FIICC, a non-profit organization collaborating closely with both the Indian and Israeli governments, actively promotes investments in India across various sectors, including real estate.
Direct investments from Israel ceased in 2008, but indirect investments from Israeli firms gained momentum from 2015-16. Many Israeli companies prefer to invest in real estate-focused vehicles, such as Real Estate Investment Trusts (REITs), public markets, debt funds, and real estate-focused bond funds. By 2010, several Israeli firms had already made significant investments in the Indian real estate sector, particularly in Hyderabad, according to Amit Goenka, Managing Director and CEO of Nisus Finance.
Reports suggest that real estate firm PBEL Property Development Ltd, in a joint venture with an Israeli company, invested approximately Rs 500 crore in Hyderabad by 2010. Confirming this, the company informed Moneycontrol on October 18, 2023, that “Israeli firms exited our Indian joint venture in 2016.”
Impact on Indian Real Estate
The residential real estate segment in India is expected to remain relatively stable, as domestic investors continue to be a significant driving force for the sector.
A short-to-medium-term impact on the flow of funds and businesses from Israel to India is a possibility, according to Amit Goenka. However, he stresses that a comprehensive analysis of the global economy is required to determine the extent of this impact.
“Investment opportunities in European and U.S. markets are currently less attractive due to ongoing global challenges. Therefore, after China, the Indian economy presents the next growth opportunity for global investments, including real estate.
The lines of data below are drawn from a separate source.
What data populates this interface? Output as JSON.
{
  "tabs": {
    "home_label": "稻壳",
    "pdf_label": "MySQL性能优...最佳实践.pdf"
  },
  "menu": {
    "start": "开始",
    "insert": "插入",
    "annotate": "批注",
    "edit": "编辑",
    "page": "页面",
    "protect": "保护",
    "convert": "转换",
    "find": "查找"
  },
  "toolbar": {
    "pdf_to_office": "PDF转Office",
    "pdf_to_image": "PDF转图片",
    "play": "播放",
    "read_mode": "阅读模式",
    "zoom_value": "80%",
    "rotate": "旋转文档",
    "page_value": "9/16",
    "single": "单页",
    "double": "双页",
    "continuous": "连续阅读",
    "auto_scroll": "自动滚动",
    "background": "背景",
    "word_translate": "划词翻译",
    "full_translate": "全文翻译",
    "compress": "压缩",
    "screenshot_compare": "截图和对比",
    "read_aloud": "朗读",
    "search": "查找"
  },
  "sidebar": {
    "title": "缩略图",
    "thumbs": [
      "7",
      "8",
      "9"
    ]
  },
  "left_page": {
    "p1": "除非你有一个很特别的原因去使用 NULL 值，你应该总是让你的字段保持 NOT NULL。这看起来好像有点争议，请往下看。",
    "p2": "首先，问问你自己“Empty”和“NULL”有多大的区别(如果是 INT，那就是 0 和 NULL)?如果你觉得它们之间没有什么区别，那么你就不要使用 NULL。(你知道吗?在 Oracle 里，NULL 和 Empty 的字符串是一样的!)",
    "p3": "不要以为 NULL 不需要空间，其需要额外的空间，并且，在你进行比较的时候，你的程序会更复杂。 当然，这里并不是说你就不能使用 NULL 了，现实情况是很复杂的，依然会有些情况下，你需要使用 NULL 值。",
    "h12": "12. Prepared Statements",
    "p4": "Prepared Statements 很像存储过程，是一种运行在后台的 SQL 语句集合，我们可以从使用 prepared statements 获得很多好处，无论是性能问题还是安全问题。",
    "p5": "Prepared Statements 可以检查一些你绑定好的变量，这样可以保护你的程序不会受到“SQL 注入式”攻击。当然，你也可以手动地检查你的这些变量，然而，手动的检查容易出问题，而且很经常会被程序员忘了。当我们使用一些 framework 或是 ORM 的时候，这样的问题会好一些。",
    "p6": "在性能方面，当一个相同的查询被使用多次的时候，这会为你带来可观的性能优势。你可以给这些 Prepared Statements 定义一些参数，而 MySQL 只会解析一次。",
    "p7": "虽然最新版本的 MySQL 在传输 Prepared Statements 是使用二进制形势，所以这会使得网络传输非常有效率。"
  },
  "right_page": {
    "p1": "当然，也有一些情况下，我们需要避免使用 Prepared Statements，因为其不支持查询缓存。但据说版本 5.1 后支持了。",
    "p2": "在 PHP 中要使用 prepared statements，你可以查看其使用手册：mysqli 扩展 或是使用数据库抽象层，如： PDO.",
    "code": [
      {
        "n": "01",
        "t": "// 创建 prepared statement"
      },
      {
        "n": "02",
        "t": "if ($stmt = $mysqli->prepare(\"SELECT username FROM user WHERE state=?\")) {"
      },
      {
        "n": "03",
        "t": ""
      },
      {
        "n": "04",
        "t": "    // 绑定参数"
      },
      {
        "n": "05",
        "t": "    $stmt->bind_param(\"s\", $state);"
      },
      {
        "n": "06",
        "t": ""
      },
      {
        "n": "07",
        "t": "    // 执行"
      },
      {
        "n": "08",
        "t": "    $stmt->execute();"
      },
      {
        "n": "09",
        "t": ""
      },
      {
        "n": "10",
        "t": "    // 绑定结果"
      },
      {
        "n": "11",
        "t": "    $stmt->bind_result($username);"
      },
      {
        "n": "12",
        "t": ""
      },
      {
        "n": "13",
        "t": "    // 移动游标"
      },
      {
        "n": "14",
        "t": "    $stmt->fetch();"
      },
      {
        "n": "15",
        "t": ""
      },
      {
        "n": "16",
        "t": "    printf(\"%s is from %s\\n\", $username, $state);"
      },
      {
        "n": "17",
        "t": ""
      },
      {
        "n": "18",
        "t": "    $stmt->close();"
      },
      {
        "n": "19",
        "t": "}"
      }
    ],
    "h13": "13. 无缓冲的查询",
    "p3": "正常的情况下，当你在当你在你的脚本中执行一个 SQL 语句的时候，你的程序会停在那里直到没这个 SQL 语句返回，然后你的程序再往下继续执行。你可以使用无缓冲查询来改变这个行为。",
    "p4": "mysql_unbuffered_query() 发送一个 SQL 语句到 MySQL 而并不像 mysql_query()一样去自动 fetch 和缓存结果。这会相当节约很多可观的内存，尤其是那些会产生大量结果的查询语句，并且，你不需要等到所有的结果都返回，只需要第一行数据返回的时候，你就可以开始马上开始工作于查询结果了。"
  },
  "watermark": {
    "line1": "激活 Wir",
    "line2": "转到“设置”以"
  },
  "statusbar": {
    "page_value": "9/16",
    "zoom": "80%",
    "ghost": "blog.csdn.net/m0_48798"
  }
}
Indo-Israeli investments in this sector are likely to maintain their momentum, albeit at a slower pace,” Goenka added.
Additionally, real estate consulting firm ANAROCK Group cautions that even if the conflict persists over an extended period, the real estate sector may experience minimal effects, provided the war does not escalate and involve other Western countries.
Impact on Input Prices and Affordability
Following the onset of the conflict, the International Monetary Fund (IMF) stated that a 10 percent increase in oil prices would result in a 0.15 percent reduction in global economic growth and a 0.4 percent increase in global inflation.
Anshul Jain, Managing Director for India & South East Asia at Cushman & Wakefield, believes that a prolonged conflict and instability in the region have the potential to influence oil prices, creating uncertainty in the global economy.
“Such volatility is bound to have an impact on inflation and trade balances. This, in turn, may affect the real estate sector, as it will lead to a longer wait before central banks reduce borrowing rates, and mortgages will continue to be expensive,” he added.
Other experts have pointed out that property prices have already been impacted by increased inflation both in India and globally.
According to ANAROCK Research, in response to rising input costs and significant sales growth, average residential property prices across the top seven cities collectively recorded double-digit annual growth of 11 percent, rising from Rs 6,105 per square foot in Q3 2022 to approximately Rs 6,800 per square foot in Q3 2023. On a quarterly basis, average prices in the top seven cities increased by 5 percent, as stated by Anuj Puri, Chairman of ANAROCK Group.
However, Puri also noted that inflation remains under control in India, prompting the Reserve Bank of India to maintain unchanged repo rates for the third consecutive time. This development is viewed positively by homebuyers and contributes to overall sentiment in the housing market.